Nonetheless, despite starting the match as firm favourite, Murray will be wary of underestimating his opponent, having suffered a shock straight-sets first-round defeat to Jordan Thompson, the world No 90, at last month's Aegon Championships at Queen's.

That defeat stunned Murray's fans but the Scot says he's feeling in a positive frame of mind as he goes in search of his third Wimbledon title. "The last few days have been very good," Murray said. "Practice each day has got a little bit better. It's been slightly stop-start preparations but each day I've felt better...I'm going out there trying to win Wimbledon again."

Asked about the hip, he said: "It's been sore for a little while now and with each day that I was practising it was feeling a little bit worse. It was hampering my movement and therefore I wasn't getting things out of my practice session.

"Obviously I would have liked to have trained the whole week and got a couple of exhibition matches but the positive from it is that I'm fresh.

"It's just a little bit stressful. Right before the biggest tournament of the year for me as a Brit, you want to be out there practising, and I haven't been in that position before really."
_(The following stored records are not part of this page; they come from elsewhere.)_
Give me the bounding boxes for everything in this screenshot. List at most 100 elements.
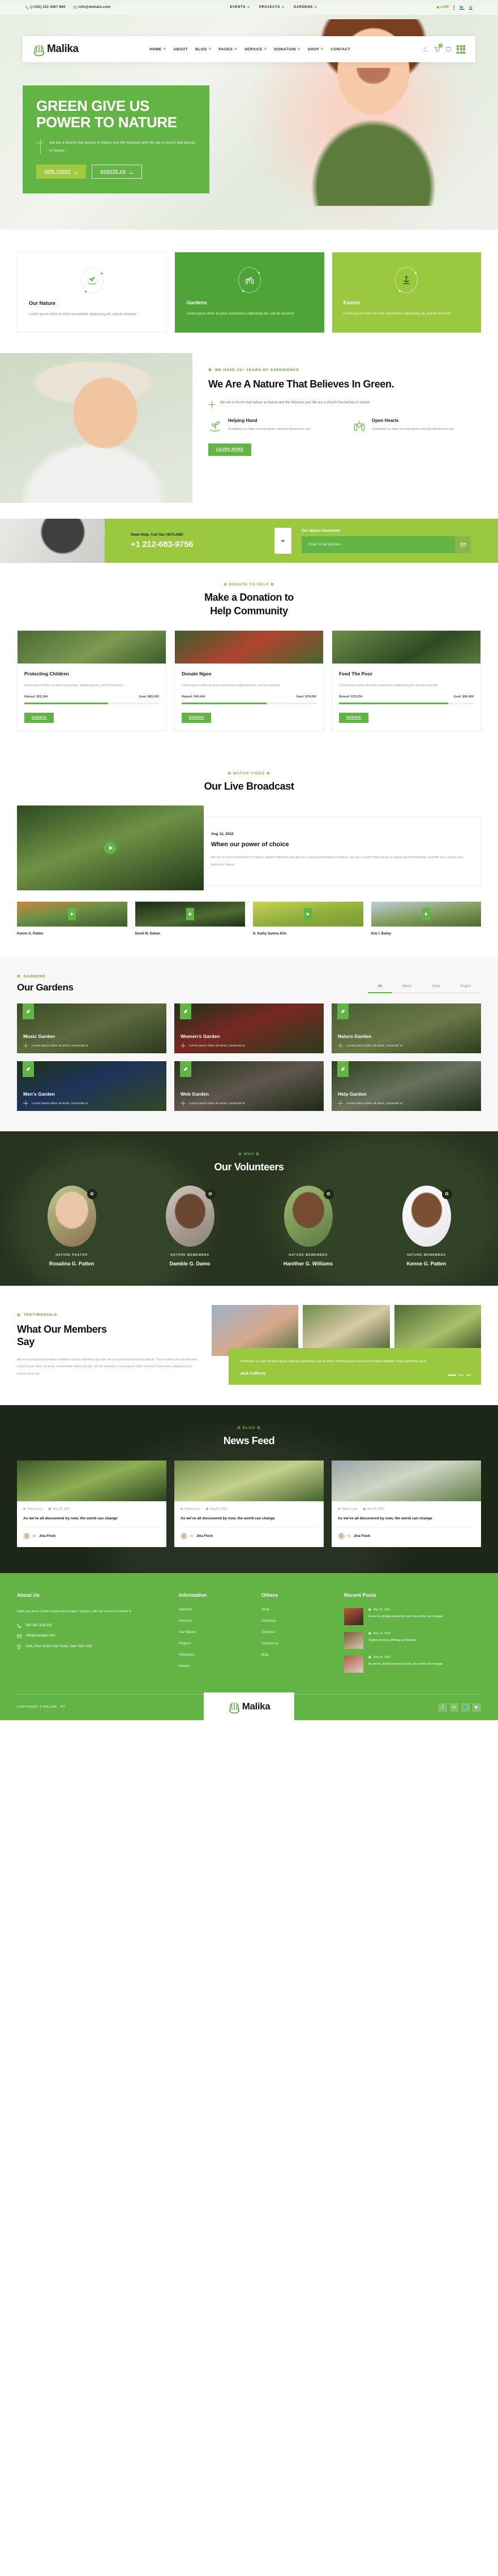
play-icon[interactable] bbox=[186, 908, 194, 921]
donate-button[interactable]: DONATE bbox=[339, 713, 369, 723]
nav-item-service[interactable]: SERVICE ✿ bbox=[244, 48, 267, 51]
testimonial-pagination[interactable] bbox=[448, 1375, 471, 1376]
donation-card[interactable]: Donate Ngos Lorem ipsum dolor sit amet c… bbox=[174, 630, 324, 732]
play-icon[interactable] bbox=[104, 842, 117, 855]
broadcast-thumb[interactable]: Kenne G. Patten bbox=[17, 902, 127, 936]
heart-icon[interactable] bbox=[445, 46, 452, 53]
nav-item-about[interactable]: ABOUT bbox=[173, 48, 188, 51]
volunteer-card[interactable]: ✿ NATURE PASTOR Rosalina G. Patten bbox=[17, 1185, 126, 1267]
recent-post-thumb bbox=[344, 1631, 363, 1649]
nav-item-pages[interactable]: PAGES ✿ bbox=[219, 48, 237, 51]
play-icon[interactable] bbox=[304, 908, 312, 921]
footer-link-donation[interactable]: Donation bbox=[261, 1631, 335, 1634]
youtube-icon[interactable]: ▶ bbox=[473, 1703, 481, 1712]
topbar-right: LIVE f 🐦 ◎ bbox=[436, 5, 473, 10]
footer-link-checkout[interactable]: Checkout bbox=[261, 1619, 335, 1623]
topbar-link-events[interactable]: EVENTS ✿ bbox=[230, 6, 250, 9]
join-today-button[interactable]: JOIN TODAY → bbox=[36, 165, 87, 179]
cart-icon[interactable]: 0 bbox=[433, 44, 443, 53]
garden-card[interactable]: Women's Garden Lorem ipsum dolor sit ame… bbox=[174, 1003, 324, 1054]
broadcast-thumb[interactable]: Kim I. Bailey bbox=[371, 902, 481, 936]
footer-logo[interactable]: Malika bbox=[204, 1692, 294, 1721]
flower-bullet-icon: ✿ bbox=[17, 975, 21, 979]
footer-link-shop[interactable]: Shop bbox=[261, 1608, 335, 1612]
flower-bullet-icon: ✿ bbox=[227, 772, 231, 776]
grid-menu-icon[interactable] bbox=[457, 45, 465, 54]
blog-card[interactable]: ✿ Nature Love ▤ May 20, 2022 As we've all … bbox=[332, 1460, 481, 1547]
about-columns: Helping Hand Vestibulum ac diam sit amet… bbox=[208, 418, 481, 433]
pagination-dot[interactable] bbox=[459, 1375, 463, 1376]
nav-item-contact[interactable]: CONTACT bbox=[331, 48, 351, 51]
footer-others-title: Others bbox=[261, 1592, 278, 1598]
about-title: We Are A Nature That Believes In Green. bbox=[208, 378, 394, 390]
volunteer-card[interactable]: ✿ NATURE MEMEMBER Damble G. Damo bbox=[135, 1185, 244, 1267]
garden-card[interactable]: Web Garden Lorem ipsum dolor sit amet, c… bbox=[174, 1061, 324, 1112]
footer-link-blog[interactable]: Blog bbox=[261, 1653, 335, 1657]
footer-link-contact-us[interactable]: Contact Us bbox=[261, 1642, 335, 1645]
garden-card[interactable]: Nature Garden Lorem ipsum dolor sit amet… bbox=[332, 1003, 481, 1054]
newsletter-submit-button[interactable] bbox=[455, 536, 471, 553]
footer-link-projects[interactable]: Projects bbox=[179, 1642, 252, 1645]
recent-post-item[interactable]: ▤ May 20, 2022 Testimony love offering so… bbox=[344, 1631, 481, 1649]
tab-all[interactable]: All bbox=[367, 985, 393, 994]
tab-choir[interactable]: Choir bbox=[421, 985, 450, 994]
volunteer-card[interactable]: ✿ NATURE MEMEMBER Hanither G. Williams bbox=[254, 1185, 363, 1267]
feature-card-gardens[interactable]: Gardens Lorem ipsum dolor sit amet conse… bbox=[175, 252, 324, 333]
facebook-icon[interactable]: f bbox=[453, 6, 454, 10]
feature-card-our-nature[interactable]: Our Nature Lorem ipsum dolor sit amet co… bbox=[17, 252, 168, 333]
footer-link-events[interactable]: Events bbox=[179, 1665, 252, 1668]
footer-link-services[interactable]: Services bbox=[179, 1619, 252, 1623]
donation-card[interactable]: Protecting Children Lorem ipsum dolor si… bbox=[17, 630, 166, 732]
pagination-dot[interactable] bbox=[466, 1375, 471, 1376]
plus-icon bbox=[338, 1101, 343, 1106]
footer-phone[interactable]: 987-987-930-302 bbox=[17, 1623, 170, 1628]
footer-link-our-nature[interactable]: Our Nature bbox=[179, 1631, 252, 1634]
recent-post-item[interactable]: ▤ May 20, 2022 As we've all discovered by… bbox=[344, 1655, 481, 1673]
nav-item-donation[interactable]: DONATION ✿ bbox=[274, 48, 300, 51]
live-badge[interactable]: LIVE bbox=[436, 6, 449, 9]
hotline-number[interactable]: +1 212-683-9756 bbox=[131, 540, 274, 549]
recent-post-item[interactable]: ▤ May 20, 2022 As we've all discovered by… bbox=[344, 1608, 481, 1625]
instagram-icon[interactable]: ◎ bbox=[469, 5, 473, 10]
garden-card[interactable]: Music Garden Lorem ipsum dolor sit amet,… bbox=[17, 1003, 166, 1054]
play-icon[interactable] bbox=[422, 908, 430, 921]
footer-link-gardens[interactable]: Gardens bbox=[179, 1608, 252, 1612]
linkedin-icon[interactable]: in bbox=[450, 1703, 458, 1712]
broadcast-thumb[interactable]: David M. Dahan bbox=[135, 902, 245, 936]
nav-item-shop[interactable]: SHOP ✿ bbox=[308, 48, 324, 51]
footer-link-volunteers[interactable]: Volunteers bbox=[179, 1653, 252, 1657]
twitter-icon[interactable]: 🐦 bbox=[460, 5, 465, 10]
volunteer-name: Damble G. Damo bbox=[169, 1260, 211, 1267]
tab-project[interactable]: Project bbox=[450, 985, 481, 994]
donation-card[interactable]: Feed The Poor Lorem ipsum dolor sit amet… bbox=[332, 630, 481, 732]
garden-card[interactable]: Help Garden Lorem ipsum dolor sit amet, … bbox=[332, 1061, 481, 1112]
volunteer-card[interactable]: ✿ NATURE MEMEMBER Kenne G. Patten bbox=[372, 1185, 481, 1267]
topbar-email[interactable]: info@domain.com bbox=[73, 6, 111, 9]
broadcast-desc: We are a church that belives in Nature a… bbox=[211, 856, 463, 867]
garden-card[interactable]: Men's Garden Lorem ipsum dolor sit amet,… bbox=[17, 1061, 166, 1112]
blog-by-label: By bbox=[347, 1534, 351, 1538]
hand-plant-icon[interactable] bbox=[422, 46, 428, 53]
broadcast-video[interactable] bbox=[17, 805, 204, 891]
donate-button[interactable]: DONATE bbox=[24, 713, 54, 723]
site-logo[interactable]: Malika bbox=[33, 42, 79, 57]
play-icon[interactable] bbox=[68, 908, 76, 921]
broadcast-thumb[interactable]: D. Kathy Santos Kito bbox=[253, 902, 363, 936]
newsletter-email-input[interactable] bbox=[302, 536, 455, 553]
blog-card[interactable]: ✿ Nature Love ▤ May 20, 2022 As we've all … bbox=[17, 1460, 166, 1547]
nav-item-blog[interactable]: BLOG ✿ bbox=[195, 48, 211, 51]
twitter-icon[interactable]: 🐦 bbox=[461, 1703, 470, 1712]
donate-button[interactable]: DONATE bbox=[182, 713, 212, 723]
tab-music[interactable]: Music bbox=[392, 985, 422, 994]
footer-email[interactable]: info@example.com bbox=[17, 1634, 170, 1638]
feature-card-events[interactable]: Events Lorem ipsum dolor sit amet consec… bbox=[332, 252, 481, 333]
pagination-dot-active[interactable] bbox=[448, 1375, 456, 1376]
nav-item-home[interactable]: HOME ✿ bbox=[149, 48, 166, 51]
donate-us-button[interactable]: DONATE US → bbox=[92, 165, 142, 179]
facebook-icon[interactable]: f bbox=[439, 1703, 447, 1712]
learn-more-button[interactable]: LEARN MORE bbox=[208, 443, 252, 456]
topbar-link-gardens[interactable]: GARDENS ✿ bbox=[294, 6, 317, 9]
blog-card[interactable]: ✿ Nature Love ▤ May 20, 2022 As we've all … bbox=[174, 1460, 324, 1547]
topbar-link-projects[interactable]: PROJECTS ✿ bbox=[259, 6, 285, 9]
topbar-phone[interactable]: (+123) 123 4567 890 bbox=[25, 6, 66, 9]
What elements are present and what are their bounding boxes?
That's not the case for Murray's biggest rival at this year's championships, No 2 seed Novak Djokovic, who is after his fourth title. The Serb warmed up for Wimbledon by beating Gael Monfils 6-3 6-4 to win the Aegon International at Eastbourne on Saturday, his first title since January. "This is the best possible preparation for Wimbledon so hopefully I can go on from here," said Djokovic, who was playing the week before Wimbledon for the first time since 2010. He faces Slovakia's Martin Klizan in the first round while No 3 seed Roger Federer will be up against Alexandr Dolgopolov.

The 35-year-old Swiss is the bookmakers' favourite to win Wimbledon, even though the last of his seven titles was in 2012, but Federer brushed off that prediction. "I think it's very even when we put it all out on the line," he said. "Everybody has their own little story right now. For me, everything that happened sort of before – Queen's for Andy, whatever – doesn't matter so much... Andy's one of the best players in the first week at Wimbledon, so I don't worry too much for him there. He can play himself into shape hopefully for week two."